Kim Tae-Yeon, Baek Seong-Uk, Lim Myeong-Hun, Yun Byungyoon, Paek Domyung, Zoh Kyung Ehi, Youn Kanwoo, Lee Yun Keun, Kim Yangho, Kim Jungwon, Choi Eunsuk, Kang Mo-Yeol, Cho YoonHo, Lee Kyung-Eun, Sim Juho, Oh Juyeon, Park Heejoo, Lee Jian, Won Jong-Uk, Lee Yu-Min, Yoon Jin-Ha
Department of Occupational and Environmental Medicine, Severance Hospital, Yonsei University College of Medicine, Seoul, Korea.
The Institute for Occupational Health, Yonsei University College of Medicine, Seoul, Korea.
Ann Occup Environ Med. 2024 Aug 6;36:e19. doi: 10.35371/aoem.2024.36.e19. eCollection 2024.
Accurate occupation classification is essential in various fields, including policy development and epidemiological studies. This study aims to develop an occupation classification model based on DistilKoBERT.
This study used data from the 5th and 6th Korean Working Conditions Surveys conducted in 2017 and 2020, respectively. A total of 99,665 survey participants, who were nationally representative of Korean workers, were included. We used natural language responses regarding their job responsibilities and occupational codes based on the Korean Standard Classification of Occupations (7th version, 3-digit codes). The dataset was randomly split into training and test datasets in a ratio of 7:3. The occupation classification model based on DistilKoBERT was fine-tuned using the training dataset, and the model was evaluated using the test dataset. The accuracy, precision, recall, and F1 score were calculated as evaluation metrics.

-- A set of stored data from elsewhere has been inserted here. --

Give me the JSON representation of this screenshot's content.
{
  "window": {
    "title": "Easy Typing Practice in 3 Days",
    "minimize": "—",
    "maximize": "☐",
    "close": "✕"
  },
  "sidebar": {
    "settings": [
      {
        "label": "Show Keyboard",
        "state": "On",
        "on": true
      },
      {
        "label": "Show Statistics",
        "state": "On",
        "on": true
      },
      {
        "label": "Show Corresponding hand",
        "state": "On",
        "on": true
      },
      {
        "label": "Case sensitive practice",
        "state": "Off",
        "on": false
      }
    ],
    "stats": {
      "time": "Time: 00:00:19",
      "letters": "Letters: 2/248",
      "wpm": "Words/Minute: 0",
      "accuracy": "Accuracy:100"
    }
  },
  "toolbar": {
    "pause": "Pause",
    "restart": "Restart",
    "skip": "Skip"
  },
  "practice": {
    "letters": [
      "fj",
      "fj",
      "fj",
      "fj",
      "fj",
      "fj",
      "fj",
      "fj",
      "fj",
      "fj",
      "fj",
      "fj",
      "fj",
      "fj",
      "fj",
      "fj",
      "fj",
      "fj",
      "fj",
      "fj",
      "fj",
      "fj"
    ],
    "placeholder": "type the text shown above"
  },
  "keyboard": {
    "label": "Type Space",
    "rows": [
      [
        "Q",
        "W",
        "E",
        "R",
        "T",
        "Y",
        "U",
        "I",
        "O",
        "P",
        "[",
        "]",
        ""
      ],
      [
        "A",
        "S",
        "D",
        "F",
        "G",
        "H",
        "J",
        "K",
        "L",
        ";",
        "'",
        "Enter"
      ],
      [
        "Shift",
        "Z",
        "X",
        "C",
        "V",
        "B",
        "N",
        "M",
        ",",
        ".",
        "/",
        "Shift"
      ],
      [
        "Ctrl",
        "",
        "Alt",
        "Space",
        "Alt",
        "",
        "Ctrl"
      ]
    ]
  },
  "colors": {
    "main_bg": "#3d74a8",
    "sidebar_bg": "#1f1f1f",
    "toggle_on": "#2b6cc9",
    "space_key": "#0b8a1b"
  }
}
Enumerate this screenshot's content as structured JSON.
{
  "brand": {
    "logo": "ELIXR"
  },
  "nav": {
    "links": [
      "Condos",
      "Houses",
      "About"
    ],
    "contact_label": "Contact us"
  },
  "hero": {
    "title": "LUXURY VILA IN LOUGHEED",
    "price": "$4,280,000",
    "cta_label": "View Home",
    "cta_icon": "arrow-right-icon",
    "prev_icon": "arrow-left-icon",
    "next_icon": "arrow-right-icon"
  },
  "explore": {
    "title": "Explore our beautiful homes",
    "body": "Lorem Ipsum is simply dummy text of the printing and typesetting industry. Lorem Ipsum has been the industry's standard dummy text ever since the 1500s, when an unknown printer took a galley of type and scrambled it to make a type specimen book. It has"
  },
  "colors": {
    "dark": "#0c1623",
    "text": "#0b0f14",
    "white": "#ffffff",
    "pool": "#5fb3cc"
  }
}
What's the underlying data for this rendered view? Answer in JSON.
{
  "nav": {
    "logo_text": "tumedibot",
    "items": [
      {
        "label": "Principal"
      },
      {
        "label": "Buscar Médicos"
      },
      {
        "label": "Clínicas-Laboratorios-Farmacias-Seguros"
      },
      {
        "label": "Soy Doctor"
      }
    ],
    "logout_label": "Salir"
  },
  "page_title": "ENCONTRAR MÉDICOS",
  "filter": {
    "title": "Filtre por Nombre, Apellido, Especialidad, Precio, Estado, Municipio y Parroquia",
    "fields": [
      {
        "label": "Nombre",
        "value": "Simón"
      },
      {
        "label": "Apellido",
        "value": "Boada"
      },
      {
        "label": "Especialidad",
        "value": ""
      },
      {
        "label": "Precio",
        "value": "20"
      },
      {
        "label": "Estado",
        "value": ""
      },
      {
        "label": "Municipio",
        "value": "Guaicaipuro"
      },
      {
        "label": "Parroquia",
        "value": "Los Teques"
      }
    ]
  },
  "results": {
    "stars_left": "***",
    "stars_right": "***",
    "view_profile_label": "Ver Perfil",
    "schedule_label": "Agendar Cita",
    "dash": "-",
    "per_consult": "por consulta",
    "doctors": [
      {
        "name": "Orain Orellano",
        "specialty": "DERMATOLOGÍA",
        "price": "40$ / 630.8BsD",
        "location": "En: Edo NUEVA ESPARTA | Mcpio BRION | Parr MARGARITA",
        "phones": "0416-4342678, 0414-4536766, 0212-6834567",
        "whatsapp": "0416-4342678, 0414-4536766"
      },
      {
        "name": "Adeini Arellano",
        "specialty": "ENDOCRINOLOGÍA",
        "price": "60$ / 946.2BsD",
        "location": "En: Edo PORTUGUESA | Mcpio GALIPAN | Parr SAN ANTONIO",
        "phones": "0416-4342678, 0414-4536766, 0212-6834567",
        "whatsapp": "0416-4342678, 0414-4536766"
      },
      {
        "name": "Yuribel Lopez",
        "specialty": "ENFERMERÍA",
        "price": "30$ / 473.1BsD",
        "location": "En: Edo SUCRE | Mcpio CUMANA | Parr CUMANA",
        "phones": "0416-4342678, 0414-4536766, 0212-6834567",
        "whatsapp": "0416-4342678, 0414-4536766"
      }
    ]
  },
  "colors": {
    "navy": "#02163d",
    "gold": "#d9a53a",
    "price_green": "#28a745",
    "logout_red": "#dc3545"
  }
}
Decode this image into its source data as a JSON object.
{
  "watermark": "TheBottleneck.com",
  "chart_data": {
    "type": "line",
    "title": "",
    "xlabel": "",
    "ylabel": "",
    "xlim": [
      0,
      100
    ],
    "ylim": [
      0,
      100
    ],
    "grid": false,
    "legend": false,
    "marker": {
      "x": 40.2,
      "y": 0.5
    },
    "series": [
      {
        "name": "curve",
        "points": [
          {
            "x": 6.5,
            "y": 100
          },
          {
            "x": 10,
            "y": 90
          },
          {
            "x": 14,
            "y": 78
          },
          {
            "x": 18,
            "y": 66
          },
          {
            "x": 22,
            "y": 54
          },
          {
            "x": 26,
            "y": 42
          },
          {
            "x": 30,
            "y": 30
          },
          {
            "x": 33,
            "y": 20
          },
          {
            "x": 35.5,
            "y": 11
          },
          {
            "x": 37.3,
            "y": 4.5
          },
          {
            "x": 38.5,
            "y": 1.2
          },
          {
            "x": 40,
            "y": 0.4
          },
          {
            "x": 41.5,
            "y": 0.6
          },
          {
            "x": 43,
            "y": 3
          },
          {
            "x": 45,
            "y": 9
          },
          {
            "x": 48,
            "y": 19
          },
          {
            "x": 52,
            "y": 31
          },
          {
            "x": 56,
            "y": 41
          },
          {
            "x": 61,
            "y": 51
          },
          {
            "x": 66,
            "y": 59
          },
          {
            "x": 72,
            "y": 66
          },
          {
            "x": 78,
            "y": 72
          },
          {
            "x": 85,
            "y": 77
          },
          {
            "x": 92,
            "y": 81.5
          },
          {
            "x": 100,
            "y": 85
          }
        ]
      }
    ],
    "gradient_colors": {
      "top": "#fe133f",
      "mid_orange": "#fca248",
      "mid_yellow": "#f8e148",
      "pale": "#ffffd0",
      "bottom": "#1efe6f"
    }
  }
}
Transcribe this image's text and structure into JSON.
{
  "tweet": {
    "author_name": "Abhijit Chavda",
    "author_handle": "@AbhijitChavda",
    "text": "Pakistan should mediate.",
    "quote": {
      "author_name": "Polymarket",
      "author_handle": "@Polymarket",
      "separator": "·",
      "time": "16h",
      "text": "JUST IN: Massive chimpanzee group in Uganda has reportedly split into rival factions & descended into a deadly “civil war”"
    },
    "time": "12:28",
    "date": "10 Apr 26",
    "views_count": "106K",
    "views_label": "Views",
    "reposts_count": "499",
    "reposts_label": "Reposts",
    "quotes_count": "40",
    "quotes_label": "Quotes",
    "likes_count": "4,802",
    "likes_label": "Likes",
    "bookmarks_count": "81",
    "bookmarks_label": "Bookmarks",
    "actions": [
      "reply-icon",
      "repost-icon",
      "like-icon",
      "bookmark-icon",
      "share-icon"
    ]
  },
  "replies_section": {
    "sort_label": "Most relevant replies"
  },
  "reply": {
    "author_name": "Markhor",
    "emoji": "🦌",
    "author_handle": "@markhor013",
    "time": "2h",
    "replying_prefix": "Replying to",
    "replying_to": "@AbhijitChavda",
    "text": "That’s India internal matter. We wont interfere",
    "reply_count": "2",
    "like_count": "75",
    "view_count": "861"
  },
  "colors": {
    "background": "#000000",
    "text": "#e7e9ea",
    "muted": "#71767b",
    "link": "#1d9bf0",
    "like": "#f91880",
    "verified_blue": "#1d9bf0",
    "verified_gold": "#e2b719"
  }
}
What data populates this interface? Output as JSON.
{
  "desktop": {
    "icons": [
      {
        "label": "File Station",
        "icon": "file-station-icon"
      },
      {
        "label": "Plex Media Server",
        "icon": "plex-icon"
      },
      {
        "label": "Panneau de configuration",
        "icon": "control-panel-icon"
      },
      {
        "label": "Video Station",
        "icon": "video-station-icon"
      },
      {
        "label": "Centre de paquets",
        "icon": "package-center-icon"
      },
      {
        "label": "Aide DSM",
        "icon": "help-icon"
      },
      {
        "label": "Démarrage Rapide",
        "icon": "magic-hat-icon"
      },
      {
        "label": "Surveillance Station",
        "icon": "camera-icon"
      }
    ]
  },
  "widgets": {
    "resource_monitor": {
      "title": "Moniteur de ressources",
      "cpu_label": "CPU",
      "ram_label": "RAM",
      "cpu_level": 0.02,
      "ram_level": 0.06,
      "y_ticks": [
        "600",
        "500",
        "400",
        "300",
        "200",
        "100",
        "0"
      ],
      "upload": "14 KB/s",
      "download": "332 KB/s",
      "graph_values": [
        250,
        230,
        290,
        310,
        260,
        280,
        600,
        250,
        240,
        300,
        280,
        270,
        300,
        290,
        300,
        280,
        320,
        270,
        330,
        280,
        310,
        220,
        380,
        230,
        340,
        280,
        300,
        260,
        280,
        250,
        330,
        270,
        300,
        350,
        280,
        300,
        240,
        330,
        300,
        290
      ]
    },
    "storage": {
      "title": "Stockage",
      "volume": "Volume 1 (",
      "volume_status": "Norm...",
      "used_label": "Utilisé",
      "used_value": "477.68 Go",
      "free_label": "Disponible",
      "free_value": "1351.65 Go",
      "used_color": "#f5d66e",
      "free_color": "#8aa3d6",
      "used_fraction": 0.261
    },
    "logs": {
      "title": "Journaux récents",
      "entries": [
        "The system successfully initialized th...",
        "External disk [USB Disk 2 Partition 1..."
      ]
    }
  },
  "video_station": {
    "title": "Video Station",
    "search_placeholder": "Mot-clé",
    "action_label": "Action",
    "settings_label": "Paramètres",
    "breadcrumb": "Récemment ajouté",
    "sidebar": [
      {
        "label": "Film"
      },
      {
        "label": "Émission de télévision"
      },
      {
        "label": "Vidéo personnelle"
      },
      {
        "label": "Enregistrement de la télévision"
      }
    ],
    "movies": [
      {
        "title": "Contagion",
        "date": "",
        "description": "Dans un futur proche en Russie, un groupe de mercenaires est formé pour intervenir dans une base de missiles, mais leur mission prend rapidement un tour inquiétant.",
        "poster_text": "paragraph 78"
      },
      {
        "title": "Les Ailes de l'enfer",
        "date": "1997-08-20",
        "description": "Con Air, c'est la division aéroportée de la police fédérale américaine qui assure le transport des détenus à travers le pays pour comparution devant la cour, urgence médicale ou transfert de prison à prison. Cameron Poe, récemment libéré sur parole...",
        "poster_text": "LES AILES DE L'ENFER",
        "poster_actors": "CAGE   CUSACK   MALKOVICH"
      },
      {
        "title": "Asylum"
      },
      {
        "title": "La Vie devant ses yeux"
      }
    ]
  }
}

The final model, which classified 28,996 survey participants in the test dataset into 142 occupational codes, exhibited an accuracy of 84.44%. For the evaluation metrics, the precision, recall, and F1 score of the model, calculated by weighting based on the sample size, were 0.83, 0.84, and 0.83, respectively. The model demonstrated high precision in the classification of service and sales workers yet exhibited low precision in the classification of managers. In addition, it displayed high precision in classifying occupations prominently represented in the training dataset.
This study developed an occupation classification system based on DistilKoBERT, which demonstrated reasonable performance. Despite further efforts to enhance the classification accuracy, this automated occupation classification model holds promise for advancing epidemiological studies in the fields of occupational safety and health.
准确的职业分类在包括政策制定和流行病学研究在内的各个领域都至关重要。本研究旨在开发一种基于DistilKoBERT的职业分类模型。
本研究使用了分别于2017年和2020年进行的第五次和第六次韩国工作条件调查的数据。共有99,665名调查参与者被纳入,他们在韩国工人中具有全国代表性。我们使用了基于《韩国职业标准分类》(第7版,3位代码)的关于工作职责和职业代码的自然语言回答。数据集以7:3的比例随机分为训练集和测试集。基于DistilKoBERT的职业分类模型使用训练集进行微调,并使用测试集对模型进行评估。计算准确率、精确率、召回率和F1分数作为评估指标。
最终模型将测试集中的28,996名调查参与者分类为142个职业代码,准确率为84.44%。对于评估指标,基于样本量加权计算的模型精确率、召回率和F1分数分别为0.83、0.84和0.83。该模型在服务和销售人员的分类中显示出高精度,但在管理人员的分类中显示出低精度。此外,它在对训练数据集中显著代表的职业进行分类时显示出高精度。
本研究开发了一种基于DistilKoBERT的职业分类系统,该系统表现出合理的性能。尽管为提高分类准确率还需进一步努力,但这种自动化职业分类模型有望推动职业安全与健康领域的流行病学研究。